Isolating Real-Time Safety-Critical Embedded Systems via SGX-based Lightweight Virtualization

TL;DR

This paper proposes using Intel SGX enclaves with unikernel OS virtualization to enhance isolation and certification ease in safety-critical real-time embedded systems, addressing current virtualization drawbacks.

Contribution

It introduces a novel approach combining SGX and unikernel virtualization to improve safety, real-time performance, and certification in embedded systems.

Findings

SGX enclaves provide strong isolation for real-time systems.

Unikernel virtualization reduces overhead and simplifies certification.

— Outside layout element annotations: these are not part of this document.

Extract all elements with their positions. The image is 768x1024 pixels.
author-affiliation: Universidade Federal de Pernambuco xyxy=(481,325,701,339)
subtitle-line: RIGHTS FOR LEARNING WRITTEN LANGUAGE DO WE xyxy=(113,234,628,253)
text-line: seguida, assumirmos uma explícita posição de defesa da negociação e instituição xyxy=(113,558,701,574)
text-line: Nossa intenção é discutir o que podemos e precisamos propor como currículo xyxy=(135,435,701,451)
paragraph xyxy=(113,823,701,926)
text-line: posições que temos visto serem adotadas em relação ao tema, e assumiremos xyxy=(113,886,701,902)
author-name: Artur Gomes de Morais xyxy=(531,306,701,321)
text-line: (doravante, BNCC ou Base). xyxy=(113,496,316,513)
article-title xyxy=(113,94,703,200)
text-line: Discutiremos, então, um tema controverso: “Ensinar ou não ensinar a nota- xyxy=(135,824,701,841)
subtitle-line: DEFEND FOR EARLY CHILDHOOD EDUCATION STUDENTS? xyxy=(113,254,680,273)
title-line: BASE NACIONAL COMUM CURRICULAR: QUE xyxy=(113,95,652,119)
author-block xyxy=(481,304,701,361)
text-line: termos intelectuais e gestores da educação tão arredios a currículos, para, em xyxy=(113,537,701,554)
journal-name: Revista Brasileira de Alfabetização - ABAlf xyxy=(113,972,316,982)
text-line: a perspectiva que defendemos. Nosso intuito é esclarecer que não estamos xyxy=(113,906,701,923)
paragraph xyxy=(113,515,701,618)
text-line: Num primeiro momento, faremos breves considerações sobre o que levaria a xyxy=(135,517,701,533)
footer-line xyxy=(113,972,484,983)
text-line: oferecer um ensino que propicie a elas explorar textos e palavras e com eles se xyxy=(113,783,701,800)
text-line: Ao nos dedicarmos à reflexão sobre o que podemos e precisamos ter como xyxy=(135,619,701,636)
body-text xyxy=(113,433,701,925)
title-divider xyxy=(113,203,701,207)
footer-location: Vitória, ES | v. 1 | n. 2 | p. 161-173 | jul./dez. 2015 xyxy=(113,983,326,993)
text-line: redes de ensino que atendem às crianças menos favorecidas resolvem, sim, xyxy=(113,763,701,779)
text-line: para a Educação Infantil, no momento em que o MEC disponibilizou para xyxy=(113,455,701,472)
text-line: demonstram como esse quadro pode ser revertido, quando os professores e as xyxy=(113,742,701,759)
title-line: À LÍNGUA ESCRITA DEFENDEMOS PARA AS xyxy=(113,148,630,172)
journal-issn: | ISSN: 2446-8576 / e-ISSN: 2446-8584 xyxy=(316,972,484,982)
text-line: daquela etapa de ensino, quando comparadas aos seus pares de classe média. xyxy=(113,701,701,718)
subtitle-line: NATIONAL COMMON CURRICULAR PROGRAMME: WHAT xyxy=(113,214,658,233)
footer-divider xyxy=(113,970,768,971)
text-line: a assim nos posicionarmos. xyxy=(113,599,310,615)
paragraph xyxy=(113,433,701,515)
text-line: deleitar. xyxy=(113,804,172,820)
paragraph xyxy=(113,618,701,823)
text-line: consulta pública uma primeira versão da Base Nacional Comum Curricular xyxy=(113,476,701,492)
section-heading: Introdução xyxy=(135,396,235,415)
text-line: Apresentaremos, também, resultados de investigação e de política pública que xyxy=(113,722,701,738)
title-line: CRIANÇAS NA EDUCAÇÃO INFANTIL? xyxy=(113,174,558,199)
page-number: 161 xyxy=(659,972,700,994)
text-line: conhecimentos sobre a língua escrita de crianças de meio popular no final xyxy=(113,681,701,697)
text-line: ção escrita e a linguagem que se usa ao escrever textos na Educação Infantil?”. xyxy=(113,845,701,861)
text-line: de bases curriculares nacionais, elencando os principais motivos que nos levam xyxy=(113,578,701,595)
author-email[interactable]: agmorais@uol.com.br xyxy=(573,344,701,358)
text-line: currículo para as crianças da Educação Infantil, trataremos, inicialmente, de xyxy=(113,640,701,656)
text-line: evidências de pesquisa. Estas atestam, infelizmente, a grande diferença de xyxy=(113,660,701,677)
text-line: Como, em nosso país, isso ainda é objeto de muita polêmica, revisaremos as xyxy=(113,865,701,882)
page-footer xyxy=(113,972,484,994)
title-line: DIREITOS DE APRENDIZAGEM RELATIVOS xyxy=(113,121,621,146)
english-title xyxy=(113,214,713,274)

The approach enhances safety and scalability in critical embedded applications.

Abstract

A promising approach for designing critical embedded systems is based on virtualization technologies and multi-core platforms. These enable the deployment of both real-time and general-purpose systems with different criticalities in a single host. Integrating virtualization while also meeting the real-time and isolation requirements is non-trivial, and poses significant challenges especially in terms of certification. In recent years, researchers proposed hardware-assisted solutions to face issues coming from virtualization, and recently the use of Operating System (OS) virtualization as a more lightweight approach. Industries are hampered in leveraging this latter type of virtualization despite the clear benefits it introduces, such as reduced overhead, higher scalability, and effortless certification since there is still lack of approaches to address drawbacks. In this position paper, we propose the usage of Intel's CPU security extension, namely SGX, to enable the adoption of enclaves based on unikernel, a flavor of OS-level virtualization, in the context of real-time systems. We present the advantages of leveraging both the SGX isolation and the unikernel features in order to meet the requirements of safety-critical real-time systems and ease the certification process.